NSAIDS have antipyretic activity and can be used to treat fever . Fever is caused by elevated levels of prostaglandin E2, which alters the firing rate of neurons within the hypothalamus that control thermoregulation. Antipyretics work by inhibiting the enzyme COX, which causes the general inhibition of prostanoid biosynthesis (PGE2) within the hypothalamus. PGE2 signals to the hypothalamus to increase the body's thermal set point. Ibuprofen has been shown to be more effective as an antipyretic than acetaminophen. Arachidonic acid is the precursor substrate for cyclooxygenase leading to the production of prostaglandins F,D & E.

Classification

NSAIDs can be broadly classified based on their chemical structure.

Propionic acid derivatives

• Ibuprofen
• Naproxen
• Fenoprofen
• Ketoprofen
• Flurbiprofen
• Oxaprozin

Acetic acid derivatives

• Indomethacin
• Sulindac
• Etodolac
• Ketorolac
• Diclofenac (Safety alert by FDA)
• Nabumetone

Enolic acid (Oxicam) derivatives

• Piroxicam
• Meloxicam
• Tenoxicam
• Droxicam
• Lornoxicam
• Isoxicam

Fenamic acid derivatives

• Mefenamic acid
• Meclofenamic acid
• Flufenamic acid
• Tolfenamic acid

Selective COX-2 inhibitors (Coxibs)

• Celecoxib (FDA alert)
• Rofecoxib (withdrawn from market)
• Valdecoxib (withdrawn from market)
• Parecoxib FDA withdrawn
• Lumiracoxib TGA cancelled registration
• Etoricoxib FDA withdrawn
• Firocoxib used in dogs and horses

Examples

NSAIDs within a group will tend to have similar characteristics and tolerability. There is little difference in clinical efficacy among the NSAIDs when used at equivalent doses. Rather, differences among compounds tend to be with regards to dosing regimens (related to the compound's elimination half-life), route of administration, and tolerability profile. Some more common examples are given below.

Sulphonanilides

• Nimesulide (systemic preparations are banned by several countries for the potential risk of hepatotoxicity)

Others

• Licofelone

Licofelone acts by inhibiting LOX (lipooxygenase) & COX and hence known as 5-LOX/COX inhibitor.

Uses

NSAIDs are usually indicated for the treatment of acute or chronic conditions where pain and inflammation are present.

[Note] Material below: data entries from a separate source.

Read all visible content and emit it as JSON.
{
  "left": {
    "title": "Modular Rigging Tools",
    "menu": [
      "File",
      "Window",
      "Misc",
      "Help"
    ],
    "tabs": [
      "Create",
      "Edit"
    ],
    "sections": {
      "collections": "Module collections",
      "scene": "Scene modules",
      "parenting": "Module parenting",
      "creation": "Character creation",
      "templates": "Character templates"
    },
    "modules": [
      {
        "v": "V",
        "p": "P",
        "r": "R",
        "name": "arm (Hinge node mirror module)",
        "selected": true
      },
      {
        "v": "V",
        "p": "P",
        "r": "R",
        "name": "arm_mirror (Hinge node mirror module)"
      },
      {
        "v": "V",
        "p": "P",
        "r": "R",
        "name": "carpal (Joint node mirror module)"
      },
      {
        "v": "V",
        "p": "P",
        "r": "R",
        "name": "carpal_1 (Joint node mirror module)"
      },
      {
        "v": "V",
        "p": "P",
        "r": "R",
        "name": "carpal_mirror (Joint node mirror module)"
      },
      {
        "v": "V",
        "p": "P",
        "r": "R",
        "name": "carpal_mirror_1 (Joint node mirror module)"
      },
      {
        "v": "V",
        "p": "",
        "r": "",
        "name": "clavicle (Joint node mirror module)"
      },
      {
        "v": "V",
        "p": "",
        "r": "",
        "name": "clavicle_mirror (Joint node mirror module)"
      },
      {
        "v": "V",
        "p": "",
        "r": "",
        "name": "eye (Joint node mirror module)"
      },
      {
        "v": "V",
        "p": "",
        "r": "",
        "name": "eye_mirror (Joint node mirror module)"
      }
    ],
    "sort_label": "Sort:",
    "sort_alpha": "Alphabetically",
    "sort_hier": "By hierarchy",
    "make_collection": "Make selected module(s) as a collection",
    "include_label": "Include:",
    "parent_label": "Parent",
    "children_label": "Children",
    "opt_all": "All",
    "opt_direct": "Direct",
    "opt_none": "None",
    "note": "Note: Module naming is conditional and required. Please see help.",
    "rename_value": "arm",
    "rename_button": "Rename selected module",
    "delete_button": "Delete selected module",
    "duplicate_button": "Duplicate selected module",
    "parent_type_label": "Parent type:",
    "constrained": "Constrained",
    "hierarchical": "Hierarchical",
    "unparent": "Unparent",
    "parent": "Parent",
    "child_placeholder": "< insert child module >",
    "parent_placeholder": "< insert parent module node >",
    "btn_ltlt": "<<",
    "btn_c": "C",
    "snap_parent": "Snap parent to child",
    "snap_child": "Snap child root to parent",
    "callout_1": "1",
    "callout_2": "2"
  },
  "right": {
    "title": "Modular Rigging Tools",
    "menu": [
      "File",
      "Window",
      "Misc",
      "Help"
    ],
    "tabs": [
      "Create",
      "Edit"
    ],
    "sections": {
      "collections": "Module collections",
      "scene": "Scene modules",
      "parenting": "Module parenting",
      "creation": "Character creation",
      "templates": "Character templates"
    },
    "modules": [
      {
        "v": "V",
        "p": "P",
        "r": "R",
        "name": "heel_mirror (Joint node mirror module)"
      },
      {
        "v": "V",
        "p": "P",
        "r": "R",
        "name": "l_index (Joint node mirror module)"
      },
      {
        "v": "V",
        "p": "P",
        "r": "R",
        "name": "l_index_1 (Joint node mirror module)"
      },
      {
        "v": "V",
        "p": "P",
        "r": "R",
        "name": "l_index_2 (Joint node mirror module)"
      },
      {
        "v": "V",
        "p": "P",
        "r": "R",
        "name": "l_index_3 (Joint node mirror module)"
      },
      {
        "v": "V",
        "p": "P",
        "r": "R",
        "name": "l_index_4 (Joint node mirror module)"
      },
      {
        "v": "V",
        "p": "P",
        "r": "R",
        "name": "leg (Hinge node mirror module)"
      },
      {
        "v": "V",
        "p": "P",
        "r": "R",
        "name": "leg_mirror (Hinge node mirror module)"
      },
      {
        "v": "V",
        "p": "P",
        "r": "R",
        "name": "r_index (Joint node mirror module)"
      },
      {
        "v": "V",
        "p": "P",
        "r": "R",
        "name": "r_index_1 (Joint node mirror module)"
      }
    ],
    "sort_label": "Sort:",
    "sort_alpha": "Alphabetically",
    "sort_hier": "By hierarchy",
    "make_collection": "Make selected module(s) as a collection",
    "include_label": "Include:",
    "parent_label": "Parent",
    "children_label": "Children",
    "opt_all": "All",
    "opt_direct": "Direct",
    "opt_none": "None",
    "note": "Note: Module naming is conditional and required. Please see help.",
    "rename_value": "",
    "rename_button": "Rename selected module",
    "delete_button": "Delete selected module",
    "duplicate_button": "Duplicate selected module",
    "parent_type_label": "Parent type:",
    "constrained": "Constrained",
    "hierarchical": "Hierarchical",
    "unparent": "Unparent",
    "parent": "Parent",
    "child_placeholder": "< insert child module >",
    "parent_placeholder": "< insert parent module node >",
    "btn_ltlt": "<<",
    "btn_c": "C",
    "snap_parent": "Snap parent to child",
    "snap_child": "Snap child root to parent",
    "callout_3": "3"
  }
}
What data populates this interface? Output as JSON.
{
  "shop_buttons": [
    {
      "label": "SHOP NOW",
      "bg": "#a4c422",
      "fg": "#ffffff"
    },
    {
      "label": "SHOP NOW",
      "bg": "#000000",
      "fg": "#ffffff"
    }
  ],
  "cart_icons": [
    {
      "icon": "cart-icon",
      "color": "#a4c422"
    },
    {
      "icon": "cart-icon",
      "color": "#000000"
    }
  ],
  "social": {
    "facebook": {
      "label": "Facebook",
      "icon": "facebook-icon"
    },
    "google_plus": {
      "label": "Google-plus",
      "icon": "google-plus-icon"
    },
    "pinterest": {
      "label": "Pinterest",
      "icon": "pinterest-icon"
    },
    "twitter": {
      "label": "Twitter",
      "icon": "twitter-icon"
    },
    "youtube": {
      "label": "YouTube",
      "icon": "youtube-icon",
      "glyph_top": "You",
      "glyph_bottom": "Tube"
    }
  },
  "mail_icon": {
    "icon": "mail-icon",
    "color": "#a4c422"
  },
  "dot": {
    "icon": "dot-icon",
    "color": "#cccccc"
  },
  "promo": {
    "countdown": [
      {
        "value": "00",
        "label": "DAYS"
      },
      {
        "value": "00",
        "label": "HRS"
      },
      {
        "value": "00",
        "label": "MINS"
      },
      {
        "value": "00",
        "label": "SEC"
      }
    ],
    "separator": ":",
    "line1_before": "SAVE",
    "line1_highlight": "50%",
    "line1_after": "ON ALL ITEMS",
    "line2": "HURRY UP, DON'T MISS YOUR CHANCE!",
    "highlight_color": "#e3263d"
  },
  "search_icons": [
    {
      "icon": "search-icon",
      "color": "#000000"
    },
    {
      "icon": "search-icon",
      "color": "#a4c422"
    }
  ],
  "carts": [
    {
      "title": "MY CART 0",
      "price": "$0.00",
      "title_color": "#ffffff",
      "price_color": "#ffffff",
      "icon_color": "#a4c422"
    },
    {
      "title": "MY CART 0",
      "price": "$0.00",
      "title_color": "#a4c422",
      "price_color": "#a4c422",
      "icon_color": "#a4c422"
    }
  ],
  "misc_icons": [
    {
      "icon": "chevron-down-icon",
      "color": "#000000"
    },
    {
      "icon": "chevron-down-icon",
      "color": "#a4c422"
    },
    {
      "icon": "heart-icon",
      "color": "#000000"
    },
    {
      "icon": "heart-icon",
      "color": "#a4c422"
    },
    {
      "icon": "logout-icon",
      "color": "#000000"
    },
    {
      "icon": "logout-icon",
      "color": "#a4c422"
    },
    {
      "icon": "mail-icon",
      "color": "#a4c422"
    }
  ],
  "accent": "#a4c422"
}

Research continues into their potential for prevention of colorectal cancer, and treatment of other conditions, such as cancer and cardiovascular disease.

NSAIDs are generally indicated for the symptomatic relief of the following conditions:

Rheumatoid arthritis

• Osteoarthritis
• Inflammatory arthropathies (e.g. ankylosing spondylitis, psoriatic arthritis, Reiter's syndrome)
• Acute gout
• Dysmenorrhoea (menstrual pain)
• Metastatic bone pain
• Headache and migraine
• Postoperative pain
• Mild-to-moderate pain due to inflammation and tissue injury
• Pyrexia (fever)
• Ileus
• Renal colic
• They are also given to neonate infants whose ductus arteriosus is not closed within 24 hours of birth

Aspirin, the only NSAID able to irreversibly inhibit COX-1, is also indicated for inhibition of platelet aggregation. This is useful in the management of arterial thrombosis and prevention of adverse cardiovascular events. Aspirin inhibits platelet aggregation by inhibiting the action of thromboxane -A.

In 2001 NSAIDs accounted for 70,000,000 prescriptions and 30 billion over-the-counter doses sold annually in the United States.